Gore Vidal: Well, let us say that the old American republic is well and truly dead. The institutions that we thought were eternal proved not to be. And that goes for the three departments of government, and it also goes for the Bill of Rights. So we're in uncharted territory. We're governed by public relations. Very little information gets to the people, thanks to the corruption and/or ineptitude of the media. Just look at this bankruptcy thing that went through--everybody in debt to credit cards, which is apparently 90 percent of the country, is in deep trouble. So the people are uninformed about what's being done in their name.

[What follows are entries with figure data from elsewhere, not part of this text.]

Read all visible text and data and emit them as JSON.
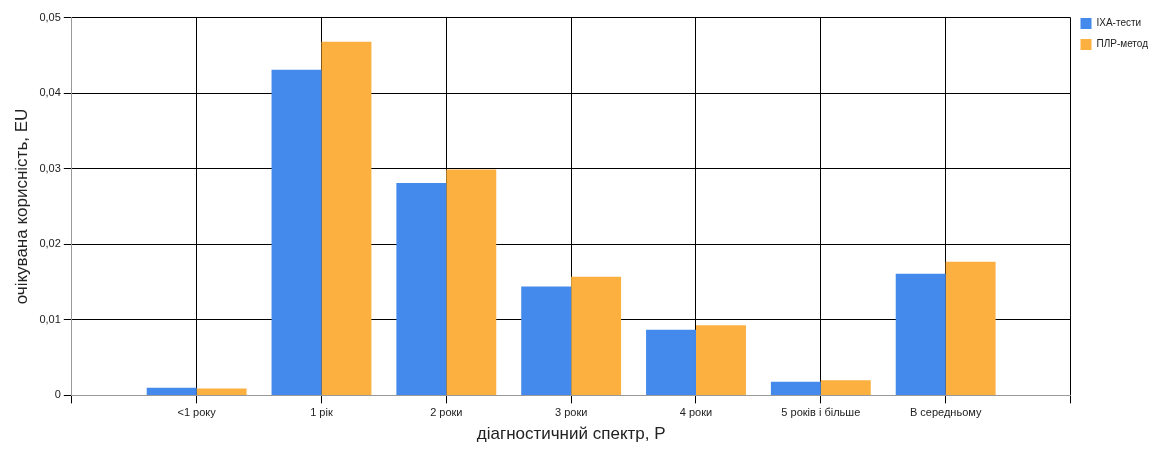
{
  "chart_data": {
    "type": "bar",
    "xlabel": "діагностичний спектр, P",
    "ylabel": "очікувана корисність, EU",
    "categories": [
      null,
      "<1 року",
      "1 рік",
      "2 роки",
      "3 роки",
      "4 роки",
      "5 років і більше",
      "В середньому",
      null
    ],
    "series": [
      {
        "name": "ІХА-тести",
        "color": "#448aec",
        "values": [
          null,
          0.001,
          0.0431,
          0.0281,
          0.0144,
          0.0087,
          0.0018,
          0.0161,
          null
        ]
      },
      {
        "name": "ПЛР-метод",
        "color": "#fbb040",
        "values": [
          null,
          0.0009,
          0.0468,
          0.0299,
          0.0157,
          0.0093,
          0.002,
          0.0177,
          null
        ]
      }
    ],
    "ylim": [
      0,
      0.05
    ],
    "yticks": [
      0,
      {
        "value": 0.01,
        "label": "0,01"
      },
      {
        "value": 0.02,
        "label": "0,02"
      },
      {
        "value": 0.03,
        "label": "0,03"
      },
      {
        "value": 0.04,
        "label": "0,04"
      },
      {
        "value": 0.05,
        "label": "0,05"
      }
    ],
    "grid": true,
    "legend": "top right"
  }
}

And that's really why we are in Iraq. Iraq is a symptom, not a cause. It's a symptom of the passion we have for oil, which is a declining resource in the world. Alternatives can be found, but they will not be found as long as there's one drop of oil or natural gas to be extracted from other nations, preferably by force by the current junta in charge of our affairs. Iraq will end with our defeat.
CP: You've observed many times in your writing that the United States has elections but has no politics. Could you talk about what you mean by that, and about how so many people have come to accept a purely spectatorial relationship to politics, more like fans (or non-fans) than citizens?
Gore Vidal: Well, you cannot have a political party that is not based upon a class interest. It has been part of the American propaganda machine that we have no class system. Yes, there are rich people; some are richer than others. But there is no class system. We're classless. You could be president tomorrow. So could Michael Jackson, or this one or that one. This isn't true. We have a very strong, very rigid class structure which goes back to the beginning of the country. I will not go into the details of that, but there it is. Whether it's good or bad is something else.